Tuesday, 23 November 2021

D.D. Kosambi and the argument Indian Marxists ignored.


..."There can be no doubt, it seems to me, as to who rules India today : it is the Indian bourgeoisie. True, production is still overwhelmingly petty bourgeois in character (written in 1953. My note). But this cannot be more than a transitory stage, and already the nature of the class in power casts a pervasive influence over the political, intellectual and social life of the country. 
                 THE DECLINE OF FEUDALISM

Feudalism's decline in India may be said to date from the inability of Indian feudalism to defend the country against British penetration. To be sure, The British conquered and held the country by means of an Indian army, paid from India's resources and under British discipline; though in this respect the feudal powers of the day were not so different as might at first appear, since their own armies, also maintained at Indian expense, were often staffed by European drill sergeants and artillery experts. The difference - and it was a crucial difference - was that the British paid all their soldiers regularly in cash every month, in war or peace, paying also for supplies acquired during the march or for the barracks. The contrast is pointed out by the opposing Indian factions that fought the Battle of Panipat (A.D. 1761). Ahmad Shah Durrani's soldiers mutinied after winning the battle because they had not been paid for years; while their opponents the Marathas, maintained themselves by looting the countryside. Faced with opposition of this kind, the British-led arms were bound to triumph...........
Indian feudalism tried its strength against the British bourgeoisie for the last time in the unsuccessful rebellion of 1857. Soon thereafter, the British abandoned their long-standing policy of liquidating feudal principalities and instead began to bolster up remaining regimes of this kind - provided they were weak enough to be dependent and hence compliant.
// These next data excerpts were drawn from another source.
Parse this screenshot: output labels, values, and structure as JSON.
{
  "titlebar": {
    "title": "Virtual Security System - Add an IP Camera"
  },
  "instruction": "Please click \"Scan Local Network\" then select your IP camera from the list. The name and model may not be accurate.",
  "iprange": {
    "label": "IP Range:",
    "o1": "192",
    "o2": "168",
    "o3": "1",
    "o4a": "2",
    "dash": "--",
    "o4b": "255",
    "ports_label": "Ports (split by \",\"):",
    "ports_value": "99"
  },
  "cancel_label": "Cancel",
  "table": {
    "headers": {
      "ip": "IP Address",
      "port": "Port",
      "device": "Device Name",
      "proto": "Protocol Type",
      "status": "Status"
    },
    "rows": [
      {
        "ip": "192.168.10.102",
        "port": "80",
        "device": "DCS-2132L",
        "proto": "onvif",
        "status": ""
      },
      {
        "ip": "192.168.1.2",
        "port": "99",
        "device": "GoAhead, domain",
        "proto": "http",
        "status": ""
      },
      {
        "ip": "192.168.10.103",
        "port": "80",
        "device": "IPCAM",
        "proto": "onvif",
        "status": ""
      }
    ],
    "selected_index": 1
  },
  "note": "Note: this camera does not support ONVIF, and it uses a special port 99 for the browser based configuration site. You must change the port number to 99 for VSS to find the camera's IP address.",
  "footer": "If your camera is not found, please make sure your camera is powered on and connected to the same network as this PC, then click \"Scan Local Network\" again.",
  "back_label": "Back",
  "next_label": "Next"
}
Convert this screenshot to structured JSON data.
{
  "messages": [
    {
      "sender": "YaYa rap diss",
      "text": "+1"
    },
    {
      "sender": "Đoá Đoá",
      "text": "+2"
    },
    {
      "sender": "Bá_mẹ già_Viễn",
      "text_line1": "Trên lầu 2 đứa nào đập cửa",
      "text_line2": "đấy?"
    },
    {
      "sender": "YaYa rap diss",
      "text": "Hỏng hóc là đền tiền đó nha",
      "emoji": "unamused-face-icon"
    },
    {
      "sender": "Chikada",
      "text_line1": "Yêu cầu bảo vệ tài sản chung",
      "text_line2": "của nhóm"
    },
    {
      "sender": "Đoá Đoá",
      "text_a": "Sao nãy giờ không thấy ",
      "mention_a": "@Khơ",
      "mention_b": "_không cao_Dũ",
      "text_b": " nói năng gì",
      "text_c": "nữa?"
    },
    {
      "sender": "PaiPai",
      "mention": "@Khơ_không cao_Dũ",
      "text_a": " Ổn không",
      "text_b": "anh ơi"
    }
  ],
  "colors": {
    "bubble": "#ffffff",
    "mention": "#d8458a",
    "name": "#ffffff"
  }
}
Marx noted that the very same people who fought in the British Parliament against aristocratic privilege at home voted to maintain far worse rajahs and nabobs in India - as a matter of policy, for profit.

Despite British support, and in a sense because of it, Indian feudalism no longer had any independent strength and vitality of its own. Its economic basis had been ruined by the construction of railroads, the decay of village industry, the establishment of a system of fixed assessment of land values and payment of taxes in cash rather than in kind, the importation of commodities from England, and the introduction of mechanised production in Indian cities...............................................................With British rule came survey and registry of land plots, cash taxes, cash crops for large-scale export to a world market (indigo, cotton, jute, tea, tobacco, opium), registration of debts and mortgages, alienability of the peasant's land - in a word the framework within which land could gradually be converted into capitalist private property which the former usurer could acquire and rent out and exploit...................
How thoroughly British rule undermined Indian feudalism has been dramatically demonstrated by events of recent years. The police action undertaken in 1948 by India's central government against Hyderabad, the largest and most powerful remaining feudal state, was over in two days. Political action in Travancore and Mysore, direct intervention in Junagadh and Kashmir, indirect intervention in Nepal, the absorption of Sikkim, the jailing of Saurashtra barons as common criminals - all these events showed that feudal privilege meant nothing before the new paramount power, the Indian bourgeoisie........
Another process involved in the liquidation of feudalism is exemplified by what has been happening since independence in the Gangetic basin. There the East India Company had created the class of Zamindars, tax collectors whose function was to extract tribute in kind from the peasant and convert it into cash payment to the company. As times went on, the Zamindars acquired the status and privileges of landholders and in return provided valuable political support for British rule. In recent years, a new class of capitalist landlords and well-to-do peasants of the kulak variety has been substituted for the zamindars by legislative action (the zamindars, of course receiving compensation for their expropriated holdings).
Everywhere in India, by one means or another, feudal wealth has already become capital, either of the owner or his creditors. [ Every feudalism known to history rested, in the final analysis, upon primitive handicraft production, and upon a special type of land ownership. The former of these is no longer basic in India, and the latter does not exist. ] Talk of fighting feudalism today is on a level with talk of fighting dinosaurs...................................

( On The Class Structure of India; Exasperating Essays, 1954).